The bottom of the trail is steady up, slabbing first left than right as we climbed up through the hardwoods. After the junction with the Flume Slide trail (very steep and often wet) we cross the one significant stream crossing and begin climbing in earnest. Since we are of varying speeds, we spread out a bit in this section, until reaching the Liberty Springs Campsite. We'd seen many large groups heading down, and the caretaker at the campsite said there were 60 people up there on Saturday night, plus a bunch more in the quasi-legal spots on the ridge! Very busy on Saturday nights up there.

We stopped there for lunch, next to the spring that gives the place its name and its value as a campsite. Both Sue and Vivien were a little iffy about continuing on to the summit but we convinced them that although the next section was a little steep, it was short and the views were extremely worth it. It's only .3 to the ridge, then up through the steadily shortening trees to the summit, poking out of the trees. It really was a wonderful day with views all around the Pemi and a bit beyond. Lincoln (you can't really see Lafayette from the summit) was in and out of the clouds, so we were happy with our choice of hikes. Sue and Vivien headed down after a snack and some water, hoping to take it slowly and preserve their knees. Ching, Andrew, and I spend quite a bit of time up there. While hanging around, two National Guard A-10 planes came swooping through the Pemi, up past Garfield and looped around south again, to the west of Cannon. A very impressive sight! We were slightly tempted to run over to Flume but calmer heads prevailed and we were satisfied with all the views.

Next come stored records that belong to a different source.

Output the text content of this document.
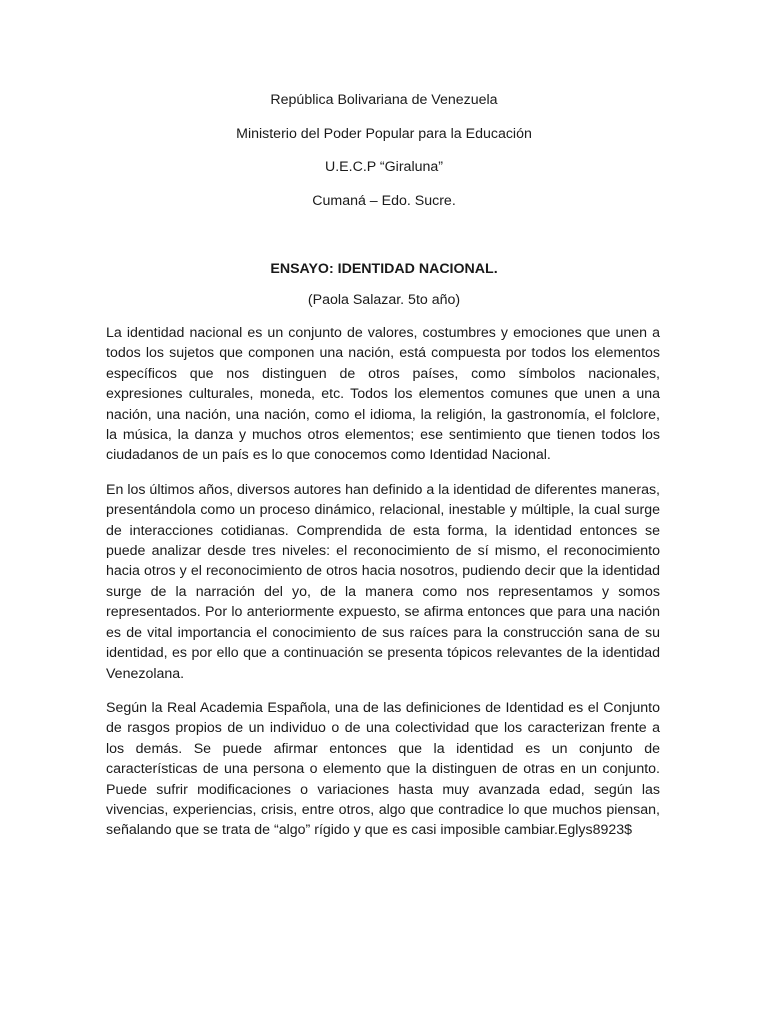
República Bolivariana de Venezuela
Ministerio del Poder Popular para la Educación
U.E.C.P “Giraluna”
Cumaná – Edo. Sucre.
ENSAYO: IDENTIDAD NACIONAL.
(Paola Salazar. 5to año)

La identidad nacional es un conjunto de valores, costumbres y emociones que unen a todos los sujetos que componen una nación, está compuesta por todos los elementos específicos que nos distinguen de otros países, como símbolos nacionales, expresiones culturales, moneda, etc. Todos los elementos comunes que unen a una nación, una nación, una nación, como el idioma, la religión, la gastronomía, el folclore, la música, la danza y muchos otros elementos; ese sentimiento que tienen todos los ciudadanos de un país es lo que conocemos como Identidad Nacional.

En los últimos años, diversos autores han definido a la identidad de diferentes maneras, presentándola como un proceso dinámico, relacional, inestable y múltiple, la cual surge de interacciones cotidianas. Comprendida de esta forma, la identidad entonces se puede analizar desde tres niveles: el reconocimiento de sí mismo, el reconocimiento hacia otros y el reconocimiento de otros hacia nosotros, pudiendo decir que la identidad surge de la narración del yo, de la manera como nos representamos y somos representados. Por lo anteriormente expuesto, se afirma entonces que para una nación es de vital importancia el conocimiento de sus raíces para la construcción sana de su identidad, es por ello que a continuación se presenta tópicos relevantes de la identidad Venezolana.

Según la Real Academia Española, una de las definiciones de Identidad es el Conjunto de rasgos propios de un individuo o de una colectividad que los caracterizan frente a los demás. Se puede afirmar entonces que la identidad es un conjunto de características de una persona o elemento que la distinguen de otras en un conjunto. Puede sufrir modificaciones o variaciones hasta muy avanzada edad, según las vivencias, experiencias, crisis, entre otros, algo que contradice lo que muchos piensan, señalando que se trata de “algo” rígido y que es casi imposible cambiar.Eglys8923$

I was using a digital camera (Olympus C-2020) on this trip, trying to decide what model I will buy when I finally take the plunge. This camera has a Quicktime video mode, so I took a panoramic view of the Pemi. Hopefully this will be a common feature on future trip reports. As always on trips like this, the journey down was fast and uneventful. We caught up to the other two and spend the journey down talking about stuff and just enjoying the heck out of nature. The last mile, from where you come out on the bikepath to the parking lot is way too long, but we made it without anything bad happening. A stop at the Common Man in Ashland for dinner completed the journey.